For those of you who haven't watched the movie or who don't remember this reference, the movie is about Julia Roberts dating one guy after another, moulding herself to suit each guy's needs and then running out on the wedding at the last minute. Richard Gere calls her out on her BS and confronts her by saying, she loses herself so much in these men that she doesn't even know how she likes her eggs because she always gets the same kind of eggs that the man she is dating at the time gets.

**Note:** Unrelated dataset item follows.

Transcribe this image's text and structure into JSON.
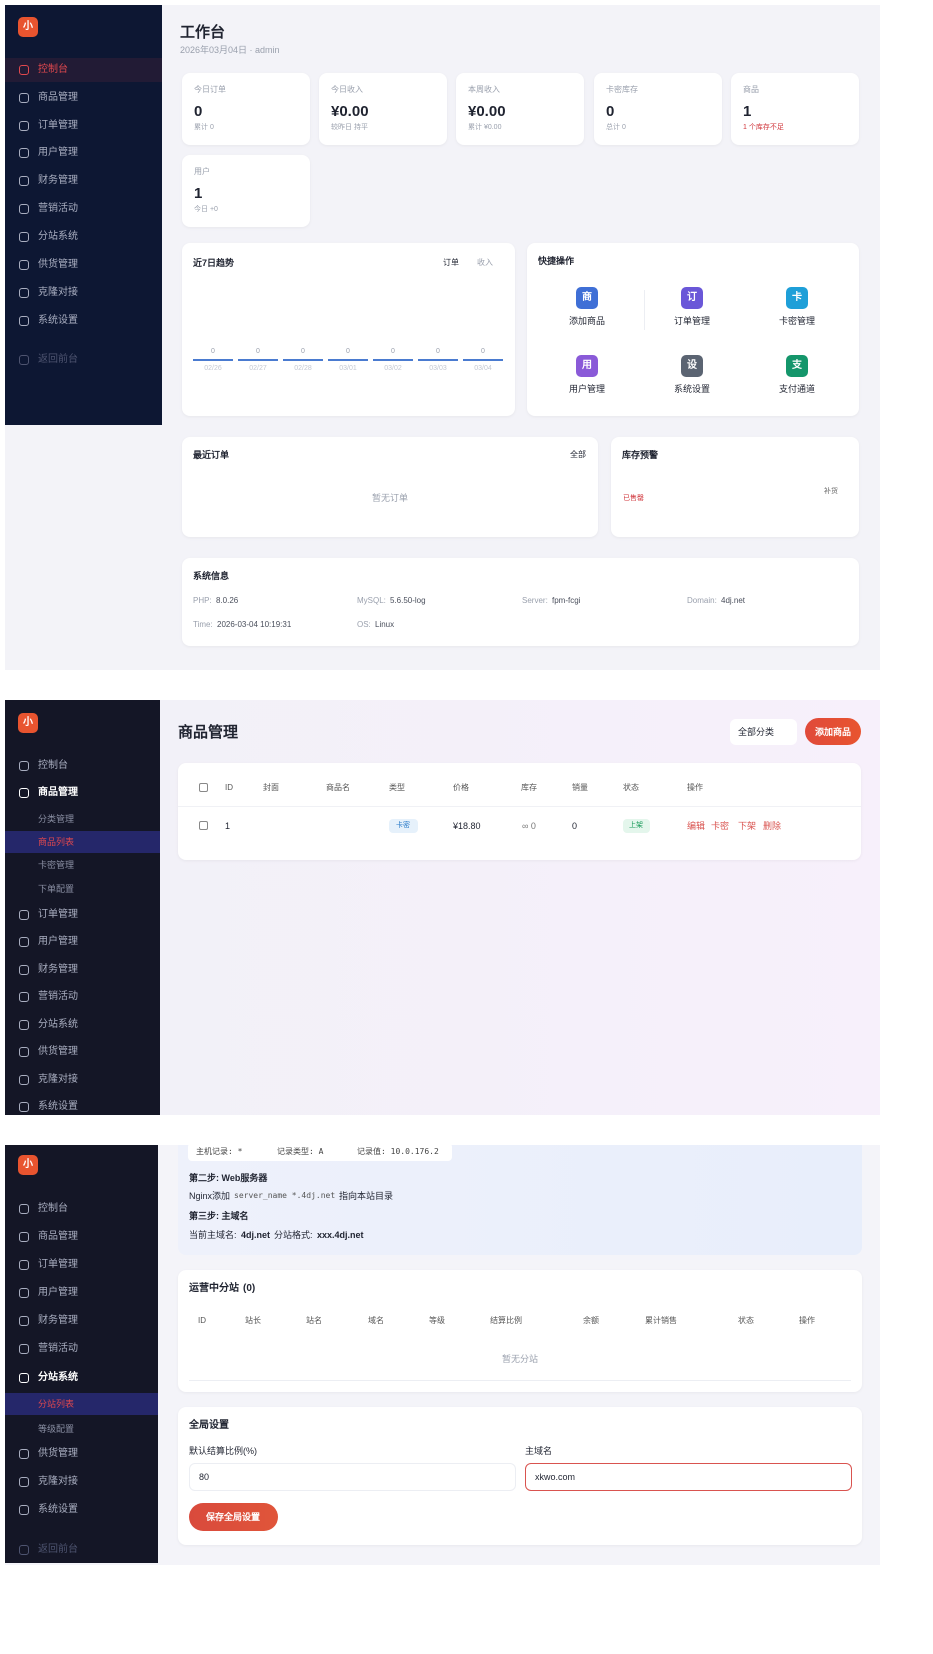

The girl I met was using this reference to tell me that she has been catering to the needs of the people she has been in relationships with that she feels like she has lost her identity and need to reclaim that before she does anything else with her personal life. It made complete sense to me and I respected her a lot for that.
That conversation made me look at myself, my tastes and choices and I realize that on several matters, my choices have been very much affected by the people around me, this gets esepcially worse when I am in a relationship or with a very close friend. I am beginning I don't know how I like my eggs in the morning, I need to figure it out.
What got me thinking about this conversation that was had long long ago was the scent that greeted me as I entered my apartment today after stepping out for a while. It was a pleasant, cherry-flavoured scent that seemed to have a cheerful and perky connotation to it. It made me happy and it made me smile. The reason my apartment smells so damn good is because I have become a huge fan of scented candles. And all these months, I have been buying candles that have a flowery scent to them, which is awesome, I love flowery scents. But a few weeks back, I saw a few candles that were on sale for half price. I looked at the scents they had, they were all very fruity - Cherry, plums, strawberries etc etc. I picked up the black cherry candle and smelled it. I was surprised at how good it was! I stayed away from all scents fruity because an old friend of mine, with whom I used to spend a lot of time, hated fruity scents, and so I stayed away from them too. Over time, it became a habit. But that's not really me, I don't mind fruity, under a certain limit! My apartment smells awesome!
Lots of choices I have made are because of the people in my life and now I am spending time reevaluating those choices and testing them all to see if it really suits me. Sometimes the answer is a yes, for example, I started using Aussie brand conditioner because a very good friend of mine recommended it, when I started dating, my ex had told me that was her favorite conditioner. So I started using it. After my ex and I broke up, I switched to a different conditioner but it didn't take me long to realize that Aussie actually is really effective for frizzy hair. Aussie is here to stay.
Doctor Who, may or may not stay, not sure on the verdict for that
Walking Dead is out. It scares me too much
Knitting, may or may not stay, there are some days when I am in the mood to knit, but it takes too long to finish a project and while I do find it rewarding at times, it isn't always as rewarding as I am lead to believe.
Oreos had taken a hiatus because my ex hated them, now they are back on my coffee table
Full cream milk is back
Diet coke is out. Dr. Pepper shall never darken my doorstep (or kitchen) again!
I will get myself a kitten in a few months, being a cat person does not make me evil.
When my phone is due for an upgrade, I will get another android, I will not be swept up in the iPhone craze because I am more comfortable with a droid.
Back to being indifferent about zombies (its not going to happen, y'all. Its not biologically possible)
Back to being indifferent about vampires (meh, too many vampire shows and movies, even when I don't count Twilight)
Back to using mushrooms, onions and garlic in my cooking! Yay!!!
Back to watching the Justice League, Bones, Mythbusters and Bollywood movies
Back to jamming out to Linkin Park on my drive to work
Back to making travel plans to expand my fridge magnet collection with more states to add on!
Back to 1000 piece puzzles
Back to fiction books
Back to blogging (I hope!)
Back to being me!!!!
And P.S.: I like my morning eggs fried over-hard :) Runny yolk bothers me, it needs to be cooked solid!